NIAGARA FALLS, N.Y. — Spending years of your life serving your country on the frontlines only to come back and have the struggles continue is an all too familiar story, but there are some who have been continuously giving hope at home.

Army veteran John Cooper makes his way in to Niagara Gospel Mission with a purpose.

"I was in Kabul, Afghanistan and came on leave. So when I came home, came on leave, and I saw the condition of Niagara Falls being very similar to the condition of Kabul, Afghanistan," said Cooper, "which was like a legit war zone."

The men experiencing homelessness in this facility, they share something in common with its executive director.

"My wife lost her job. I was in school. She lost her job. So we moved back here with my parents," he noted. "So we faced homelessness. I'm under 30. So I came back. I started working here until I was going to go to Georgia to finish my schooling to be a chaplain. And then, the Lord had different plans."

From needing help to building a new life here with a family and a mission in Niagara Falls.

"I would say 9.5 million people a year come to this area to watch water fall off a cliff, but walk right past somebody made in the image of God who has value, who has dignity, who has worth," Cooper said. "They don't know that person, but they're uncomfortable."

Every day is different, but met with the same set of principles.

"So when I got back from Afghanistan, something that was said to me, that I felt really helped my marriage was, 'the hardest thing you've ever been through is hardest thing you've ever been through,'" he remembered. "You cannot treat people like they haven't been through what you've been through. Therefore they don't. They don't know how to deal with hardship. So where it translates is how was I able to deal with the hardship I've been through? Just kind of ciphering it down as hardship."

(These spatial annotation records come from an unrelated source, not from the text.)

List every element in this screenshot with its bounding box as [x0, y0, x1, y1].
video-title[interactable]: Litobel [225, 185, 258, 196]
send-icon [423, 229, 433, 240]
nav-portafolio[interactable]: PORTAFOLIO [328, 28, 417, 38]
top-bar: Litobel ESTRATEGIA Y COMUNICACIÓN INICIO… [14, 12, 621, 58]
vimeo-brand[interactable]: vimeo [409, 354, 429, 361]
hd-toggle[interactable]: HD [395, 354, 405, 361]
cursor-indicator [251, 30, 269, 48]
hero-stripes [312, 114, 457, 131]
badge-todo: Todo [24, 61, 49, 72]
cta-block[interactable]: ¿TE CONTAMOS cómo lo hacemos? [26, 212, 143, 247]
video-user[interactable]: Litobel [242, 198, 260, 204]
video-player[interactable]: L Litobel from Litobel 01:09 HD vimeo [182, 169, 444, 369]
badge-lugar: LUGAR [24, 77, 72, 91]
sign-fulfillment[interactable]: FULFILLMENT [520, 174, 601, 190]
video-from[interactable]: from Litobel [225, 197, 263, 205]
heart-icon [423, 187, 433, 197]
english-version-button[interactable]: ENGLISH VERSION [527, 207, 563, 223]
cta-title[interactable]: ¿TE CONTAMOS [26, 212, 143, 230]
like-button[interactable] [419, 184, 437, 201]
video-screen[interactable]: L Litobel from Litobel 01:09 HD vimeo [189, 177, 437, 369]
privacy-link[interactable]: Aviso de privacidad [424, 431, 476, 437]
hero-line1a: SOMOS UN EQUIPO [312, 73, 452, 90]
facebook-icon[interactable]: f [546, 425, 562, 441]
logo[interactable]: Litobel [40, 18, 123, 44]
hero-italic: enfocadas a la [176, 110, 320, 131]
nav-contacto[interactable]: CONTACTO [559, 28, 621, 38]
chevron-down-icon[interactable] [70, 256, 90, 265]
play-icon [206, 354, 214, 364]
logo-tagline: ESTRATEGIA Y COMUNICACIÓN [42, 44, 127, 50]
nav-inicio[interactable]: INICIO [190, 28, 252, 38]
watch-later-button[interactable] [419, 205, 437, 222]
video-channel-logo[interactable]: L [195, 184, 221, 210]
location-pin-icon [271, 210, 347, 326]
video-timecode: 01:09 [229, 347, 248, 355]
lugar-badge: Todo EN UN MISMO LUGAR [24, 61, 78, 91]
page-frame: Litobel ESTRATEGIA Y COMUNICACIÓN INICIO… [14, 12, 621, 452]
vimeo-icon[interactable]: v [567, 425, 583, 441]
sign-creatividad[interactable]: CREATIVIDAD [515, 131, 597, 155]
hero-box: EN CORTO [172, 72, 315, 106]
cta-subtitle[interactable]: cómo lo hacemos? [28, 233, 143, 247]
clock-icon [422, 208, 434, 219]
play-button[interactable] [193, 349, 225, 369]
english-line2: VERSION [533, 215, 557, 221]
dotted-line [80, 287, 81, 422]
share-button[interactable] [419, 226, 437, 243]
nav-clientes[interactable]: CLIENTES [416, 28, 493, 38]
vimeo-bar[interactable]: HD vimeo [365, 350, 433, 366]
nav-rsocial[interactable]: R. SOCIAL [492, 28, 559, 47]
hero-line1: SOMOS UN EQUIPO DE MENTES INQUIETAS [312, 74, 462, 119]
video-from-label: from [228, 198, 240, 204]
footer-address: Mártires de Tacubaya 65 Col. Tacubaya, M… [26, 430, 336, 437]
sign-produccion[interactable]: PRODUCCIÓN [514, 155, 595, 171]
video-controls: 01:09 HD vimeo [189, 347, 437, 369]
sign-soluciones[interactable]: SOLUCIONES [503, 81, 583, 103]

"To my 5-year-old, like his Lego pieces," he continued. "Not going together is the hardest thing that he's going through. And praise God, I want that to be the hardest thing he goes through, right?"

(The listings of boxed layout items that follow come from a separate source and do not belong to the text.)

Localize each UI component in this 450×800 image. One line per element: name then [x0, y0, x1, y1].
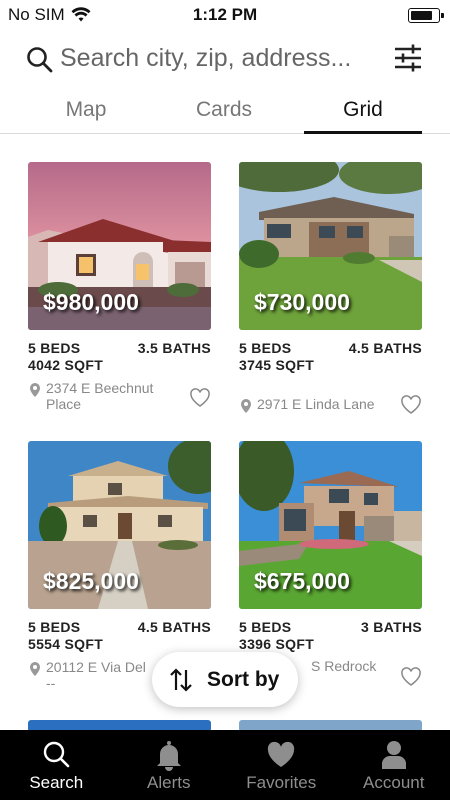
listing-card[interactable]: $730,000 5 BEDS 4.5 BATHS 3745 SQFT 2971… [239, 162, 422, 432]
view-tabs: Map Cards Grid [0, 92, 450, 134]
listing-photo[interactable]: $980,000 [28, 162, 211, 330]
listing-address: S Redrock [311, 658, 401, 674]
listing-photo[interactable]: $675,000 [239, 441, 422, 609]
status-bar: No SIM 1:12 PM [0, 0, 450, 30]
listing-address: 2374 E Beechnut Place [28, 380, 178, 412]
location-pin-icon [30, 383, 40, 397]
favorite-heart-icon[interactable] [189, 388, 211, 408]
sort-arrows-icon [170, 667, 192, 692]
nav-label: Account [363, 773, 425, 792]
listing-address-text: S Redrock [311, 658, 377, 674]
tab-cards[interactable]: Cards [172, 92, 276, 133]
listing-sqft: 3396 SQFT [239, 636, 315, 652]
nav-item-favorites[interactable]: Favorites [225, 730, 338, 800]
listing-baths: 4.5 BATHS [348, 340, 422, 356]
person-icon [381, 741, 406, 769]
sliders-icon[interactable] [392, 42, 424, 74]
listing-baths: 3.5 BATHS [137, 340, 211, 356]
listing-address: 2971 E Linda Lane [239, 396, 399, 414]
listing-sqft: 3745 SQFT [239, 357, 315, 373]
battery-level [411, 11, 432, 20]
location-pin-icon [30, 662, 40, 676]
nav-item-search[interactable]: Search [0, 730, 113, 800]
listing-beds: 5 BEDS [239, 619, 292, 635]
listing-price: $825,000 [43, 568, 139, 594]
listing-beds: 5 BEDS [28, 340, 81, 356]
nav-label: Alerts [147, 773, 191, 792]
listing-baths: 4.5 BATHS [137, 619, 211, 635]
listing-price: $980,000 [43, 289, 139, 315]
listing-beds: 5 BEDS [239, 340, 292, 356]
listing-sqft: 4042 SQFT [28, 357, 104, 373]
tab-map[interactable]: Map [0, 92, 172, 133]
clock: 1:12 PM [192, 5, 258, 24]
search-bar[interactable]: Search city, zip, address... [0, 38, 450, 84]
listing-baths: 3 BATHS [361, 619, 422, 635]
listing-sqft: 5554 SQFT [28, 636, 104, 652]
listing-address-text: 2971 E Linda Lane [257, 396, 375, 412]
listing-card[interactable]: $980,000 5 BEDS 3.5 BATHS 4042 SQFT 2374… [28, 162, 211, 432]
favorite-heart-icon[interactable] [400, 667, 422, 687]
bell-icon [156, 741, 181, 771]
listing-address-text: 20112 E Via Del -- [46, 659, 146, 691]
tab-grid[interactable]: Grid [276, 92, 450, 134]
listing-price: $730,000 [254, 289, 350, 315]
listing-address-text: 2374 E Beechnut Place [46, 380, 154, 412]
heart-icon [268, 741, 295, 767]
battery-icon [408, 8, 444, 23]
search-icon [44, 741, 70, 768]
nav-item-account[interactable]: Account [338, 730, 450, 800]
listing-photo[interactable]: $730,000 [239, 162, 422, 330]
nav-label: Search [29, 773, 84, 792]
sort-label: Sort by [207, 667, 280, 691]
location-pin-icon [241, 399, 251, 413]
listing-beds: 5 BEDS [28, 619, 81, 635]
search-input[interactable]: Search city, zip, address... [60, 44, 380, 73]
listing-address: 20112 E Via Del -- [28, 659, 153, 691]
sort-button[interactable]: Sort by [152, 652, 298, 707]
listing-price: $675,000 [254, 568, 350, 594]
nav-label: Favorites [246, 773, 317, 792]
listing-photo[interactable]: $825,000 [28, 441, 211, 609]
nav-item-alerts[interactable]: Alerts [113, 730, 226, 800]
favorite-heart-icon[interactable] [400, 395, 422, 415]
search-icon [27, 47, 53, 73]
bottom-navigation: Search Alerts Favorites Account [0, 730, 450, 800]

And while his mission operates on essentially a shoestring donation budget, the relationships built and these programs have them rich in pride and a few other things.

"I couldn't do without my faith, right," Cooper asked. "So we really, as part of what we do here, we teach people that you know, a relationship with God is going to get you through the stuff that's been getting people through stuff for 2,000 years."

Whether those in need find more comfort in the spiritual or the structured.

"They taught us in the military was, it's about the platoon. It's about the squad. It's about the section. It's not about you," he said.

From the darkest days to the greatest triumphs, there's a thin line.

"Like, John Cooper's not awesome, right? I really am not," he said. "I am a sinner saved by grace. I am rotten as the guy next to me. Not only am I not better than anyone who walks through this door, I'm also two steps away from being them."

The will to put in the work drives John's personal and now professional success in and out of the mission.

"You are in the spot I was in. I'm not Mr. Fix It, who's come in here, right? I'm not. Sergeant Cooper isn't going to come and fix your life for you," he added. "But it can get better. And it has to get better - there's hope. That's what it is."

There are different types of homelessness, but no matter what your situation, there are folks like John Cooper and other organizations out there for help.